Review: This is what I learned from this book: if you’re going to mess with someone, it probably shouldn’t be anywhere near the level of implying you want to marry them when you have absolutely no interest in them.
Also: don’t piss off the farmers.
Far from the Madding Crowd chronicles three very interesting relationships of Bathsheba Everdene, a woman left in charge of a large farm in, as far as I can tell, the mid-1800s. First is Gabriel Oak, the shepherd we’re introduced to in the first chapter and who we mainly follow throughout most of the book. He loves Bathsheba from practically the moment he sees her, but is reduced to having to watch her other relationships blossom throughout most of the novel. They refer to him as “Farmer Oak” throughout but I kept reading it as “Professor Oak” (thanks, Pokemon), so that made for some entertaining reading.
Farmer Boldwood is the second lover and is the victim of a very poorly thought-out prank (it’s not even a prank, it was like, “hey, let’s screw with Boldwood, he’s weird”).
Finally there’s the soldier Francis Troy, who’s basically the 19th century equivalent of Zapp Brannigan. I read all his dialogue in Zapp’s voice and kept waiting for Kif to show up. Again, that made for some entertaining reading.
Anyway. It’s a soap opera on a farm. That’s always entertaining, right?
Favorite part: I feel bad calling this my favorite part, but Hardy did a great job showing how devastated Boldwood had become after he realized that the whole “Bathsheba loves you HAHA JUST KIDDING LOLZ” incident. I felt bad for the dude.
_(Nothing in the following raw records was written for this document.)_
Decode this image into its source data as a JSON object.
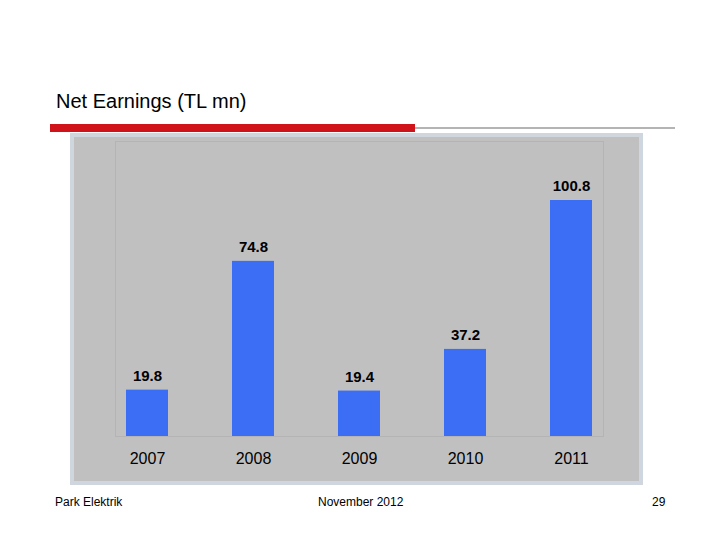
{
  "chart_data": {
    "type": "bar",
    "title": "Net Earnings (TL mn)",
    "categories": [
      "2007",
      "2008",
      "2009",
      "2010",
      "2011"
    ],
    "values": [
      19.8,
      74.8,
      19.4,
      37.2,
      100.8
    ],
    "color": "#3b6ef5",
    "ylim": [
      0,
      126
    ],
    "data_labels": true,
    "tick_labels": "x",
    "grid": false
  },
  "footer": {
    "left": "Park Elektrik",
    "center": "November 2012",
    "page": "29"
  }
}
Have I read this before: Yup! In fact, this was the very first book I read when I started my book list back in 7th grade.
Review: This is one of the longer ones (~700 pages in the copy I’ve got) and it doesn’t really pick up until Philip, the main character, leaves England and heads to Paris for art school.
Ah, Philip. I don’t know if it was Maugham’s intention to have the reader get ridiculously frustrated with Philip’s on/off relationship with Mildred (who is the most obnoxious character ever), but if it was, mission accomplished. By like the time he takes her in after she’s destroyed his life for like the fifth time, I was like “COME ON, PHILIP, NO!”
Anyway. Other than that, this was a very appropriate book for me to read at this point in my life. The book basically chronicles Philip’s attempts at “starting his life” and, in this process, all his social awkwardness, self-doubt, career changes, and fear. I don’t remember it being so relatable in 7th grade, but I totally felt it now. Like I said, it takes a little while to get into this book, but I think it’s worth it, especially for those of us in our 20s.
Favorite part: There were a few good lines/sections in here, particularly regarding the idea of free will and determinism. I particularly enjoyed Philip’s conversation with Cronshaw in chapter 45, all about free will vs. determinism. And this quote in chapter 28, as Philip is renouncing his religion: “From old habit, unconsciously he thanked God that he no longer believed in Him.”